Szklanka do połowy pełna, czyli co zrobić, żeby mieć dobry humor?

Koleżanka
Dzwonisz do koleżanki i mówisz „co u ciebie, bo u mnie tragedia?”. Dajesz w ten sposób sygnał, że chcesz się skupić na problemach. Nawet jeśli Ewka właśnie otwierała szampana, to dostraja się do twojego humoru. To ty narzuciłaś ton wypowiedzi. Co by było, gdybyś inaczej zaczęła tę rozmowę? Gdybyś powiedziała: „Cześć Ewa, co dobrego u ciebie słychać?”. Co mogłaby odpowiedzieć Ewka? Cokolwiek. Ale już przeszukiwałaby pamięć, aby wyłowić jakieś pozytywne doświadczenie i ci o nim opowiedzieć, gdyż na to nakierowałaś ją swoim pytaniem.
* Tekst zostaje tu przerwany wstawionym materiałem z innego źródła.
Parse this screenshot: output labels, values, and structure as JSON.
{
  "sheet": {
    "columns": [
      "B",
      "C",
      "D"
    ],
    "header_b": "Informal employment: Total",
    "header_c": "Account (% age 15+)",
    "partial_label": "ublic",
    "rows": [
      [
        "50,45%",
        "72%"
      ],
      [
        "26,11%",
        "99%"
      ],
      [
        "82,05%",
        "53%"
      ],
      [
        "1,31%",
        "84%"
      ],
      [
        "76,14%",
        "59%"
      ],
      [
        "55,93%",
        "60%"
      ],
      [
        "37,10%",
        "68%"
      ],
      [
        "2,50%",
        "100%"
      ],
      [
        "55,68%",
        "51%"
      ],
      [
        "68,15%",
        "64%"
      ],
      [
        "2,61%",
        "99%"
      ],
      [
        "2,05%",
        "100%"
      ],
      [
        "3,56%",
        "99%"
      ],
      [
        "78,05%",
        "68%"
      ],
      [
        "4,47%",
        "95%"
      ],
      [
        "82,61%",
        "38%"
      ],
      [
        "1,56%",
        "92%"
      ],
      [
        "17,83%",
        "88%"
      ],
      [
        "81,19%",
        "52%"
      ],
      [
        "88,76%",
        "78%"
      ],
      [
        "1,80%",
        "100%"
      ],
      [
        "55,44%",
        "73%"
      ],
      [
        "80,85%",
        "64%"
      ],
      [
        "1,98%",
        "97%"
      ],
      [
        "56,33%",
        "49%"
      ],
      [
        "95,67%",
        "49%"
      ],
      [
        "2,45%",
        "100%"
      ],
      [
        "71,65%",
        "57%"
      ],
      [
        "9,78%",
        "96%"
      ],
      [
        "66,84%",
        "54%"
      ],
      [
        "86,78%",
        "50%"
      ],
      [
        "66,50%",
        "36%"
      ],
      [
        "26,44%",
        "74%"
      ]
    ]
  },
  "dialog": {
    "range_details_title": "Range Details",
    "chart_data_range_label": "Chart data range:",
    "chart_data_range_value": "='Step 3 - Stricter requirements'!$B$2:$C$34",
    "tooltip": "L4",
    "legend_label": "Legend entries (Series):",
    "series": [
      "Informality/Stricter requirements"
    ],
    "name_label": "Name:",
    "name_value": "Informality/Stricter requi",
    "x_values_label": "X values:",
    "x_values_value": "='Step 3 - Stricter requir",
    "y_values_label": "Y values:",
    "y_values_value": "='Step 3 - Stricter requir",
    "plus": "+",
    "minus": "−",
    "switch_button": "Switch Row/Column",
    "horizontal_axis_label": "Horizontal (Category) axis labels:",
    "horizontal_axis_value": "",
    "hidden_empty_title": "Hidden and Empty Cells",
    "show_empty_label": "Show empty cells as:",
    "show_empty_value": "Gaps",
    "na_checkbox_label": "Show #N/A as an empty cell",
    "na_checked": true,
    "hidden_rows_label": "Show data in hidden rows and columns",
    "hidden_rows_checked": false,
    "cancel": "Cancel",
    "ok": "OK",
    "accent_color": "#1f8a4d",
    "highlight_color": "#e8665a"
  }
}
Mogłaby oczywiście powiedzieć „A co tam dobrego, stara bida”. Ale i z tym można sobie jakoś poradzić. Zobacz:

- Cześć Ewa, co dobrego u ciebie słychać?
- A co tam dobrego, stara bida.
- Ewka, przyjaciółka najlepsza do ciebie dzwoni, chyba się cieszysz z tego telefonu, co?
- No, cieszę się, fajnie cię usłyszeć.
W ten sposób kierujesz myśli swoje i przyjaciółki na pozytywne zdarzenia. Skoro dzwonisz do niej, żeby poprawić sobie zły nastrój, to nie zaczynaj, od złych wiadomości.

Wiadomości
Włączasz telewizor w porze wiadomości. Jak myślisz, co usłyszysz? Wiadomości składają się głównie ze złych wiadomości. Katastrofy, kataklizmy, kradzieże i korupcja – oto co dominuje w wiadomościach. Pół biedy, kiedy oglądasz to w połowie dnia lub wieczorem. Jeśli zaczynasz od tego dzień, to jak cię nastroi wiadomość o chłopcu, któremu zginęła matka? Ty sama włączasz radio czy telewizor. Ty sama. Skoro wiesz, co możesz usłyszeć i zobaczyć w wiadomościach, to nie dziennik zmienia twój nastrój, ale ty.